The New York Times reports on the latest treasure unearthed by Wikileaks, a 2005 27-page document showing the U.S. military's Rules of Engagement in Iraq. Most worrying of all, the rules allowed for cross-border raids into Iran or Syria:

In a section on crossing international borders, the document said the permission of the American defense secretary was required before American forces could cross into or fly over Iranian or Syrian territory. Such actions, the document suggested, would probably also require the approval of President Bush.

But the document said that there were cases in which such approval was not required: when American forces were in hot pursuit of former members of Mr. Hussein’s government or terrorists....

It stated that the American commander engaged in the pursuit, however, should consult with top commanders in Baghdad, “time permitting.”

The Times notes that it's unknown whether this ever happened or whether the rules are any different now. Hold your breath.

But there are other interesting aspects to the document. Certainly the preoccupation with former members of Saddam Hussein's government, rather than foreign terrorists, was not reflected in the administration's rhetoric at the time.

And then there's this:

Apparently in a carryover from the intelligence failures of the Iraq invasion in early 2003, the document says the United States Central Command, which oversees operations in the Middle East, gave American commanders in Iraq the authority to attack mobile “W.M.D. labs”; such labs for making germ weapons were later determined not to exist.

As expected, the CIA announced the results of its probe of the CIA's inspector general John Helgerson, who has raised hackles in the agency for his investigations into counterterrorism policy and detainee interrogations. Among the fixes:

[CIA Director Michael] Hayden said Helgerson has appointed an ombudsman to represent the interests of CIA officers under IG investigation. He agreed to make a "greater effort" to include the views of those officers in his final reports, and to allow officers to review draft reports. He also agreed to help officers find attorneys with security clearances to represent them if they choose. Officers will be told when interviews are being recorded, and investigations will be conducted more swiftly.

Finally, Helgerson agreed to an internal watchdog of his own, a "quality-control manager" who will ensure that all exculpatory and mitigating information about the subjects of IG investigations is included in final reports.

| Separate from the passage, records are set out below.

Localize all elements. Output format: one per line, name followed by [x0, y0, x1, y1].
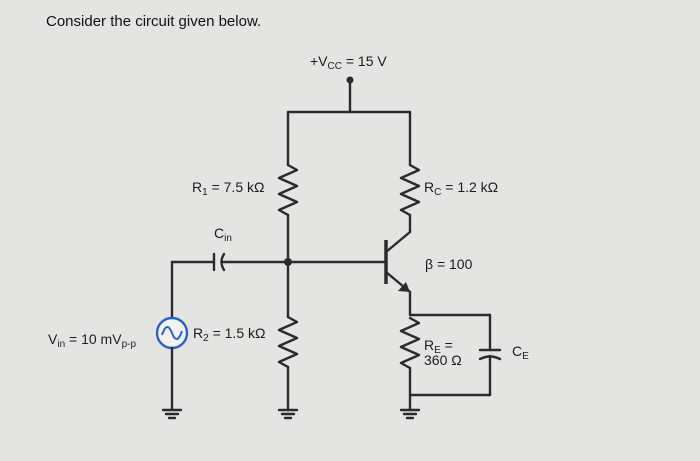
- re-label: RE = 360 Ω: [424, 337, 462, 368]
- re-resistor: [399, 316, 421, 370]
- cin-label: Cin: [214, 225, 232, 244]
- r2-label: R2 = 1.5 kΩ: [193, 325, 265, 344]
- vin-label: Vin = 10 mVp-p: [48, 331, 136, 350]
- vcc-terminal: [346, 76, 354, 114]
- ac-source-icon: [155, 316, 189, 350]
- beta-label: β = 100: [425, 256, 473, 272]
- cin-capacitor: [212, 252, 226, 272]
- ground-symbol-r2: [277, 408, 299, 420]
- ce-capacitor: [478, 348, 502, 361]
- rc-resistor: [399, 163, 421, 217]
- r2-resistor: [277, 315, 299, 369]
- ce-label: CE: [512, 343, 529, 362]
- r1-resistor: [277, 163, 299, 217]
- problem-prompt: Consider the circuit given below.: [46, 13, 261, 30]
- ground-symbol-source: [161, 408, 183, 420]
- rc-label: RC = 1.2 kΩ: [424, 179, 498, 198]
- ground-symbol-re: [399, 408, 421, 420]
- vcc-label: +VCC = 15 V: [310, 53, 387, 72]
- vcc-rail: [286, 110, 412, 167]
- r1-label: R1 = 7.5 kΩ: [192, 179, 264, 198]
- npn-transistor: [384, 230, 412, 294]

Notes the AP, "The CIA has declined to specify why the IG review was undertaken. The results suggest CIA officers were concerned there was a presumption of guilt and they were not treated fairly by Helgerson's team of investigators."

We'll keep you updated as to whether the watchdog's watchdog will get a watchdog.

Continued fallout from the U.S. attorneys scandal. From The Milwaukee Journal-Sentinel:

The state Senate on Thursday unanimously approved the payment of legal fees for Georgia Thompson, a state employee whose conviction for mishandling a contract was overturned by a federal appeals court....

Senators voted 32-0 to pay $228,793 for Thompson's legal fees; the bill now goes to the Assembly, where it is expected to pass. There was no debate on the bill, but Sen. Judy Robson (D-Beloit) said it was the "least we can do" for Thompson, who served time in a federal prison before the appeals judges ordered her released.

Of course, the appeals court's decision to immediately overturn the case was remarkable in itself. But here you have a state legislature working to redress the wrongs of a federal prosecutor. Has this ever happened before? It strikes me as a rather unique situation.

And remember that efforts by Congress to investigate the Justice Department's handling of the case -- in addition to other possible cases of selective prosecution -- have been firmly rebuffed (with the exception of the disclosure of one telling email).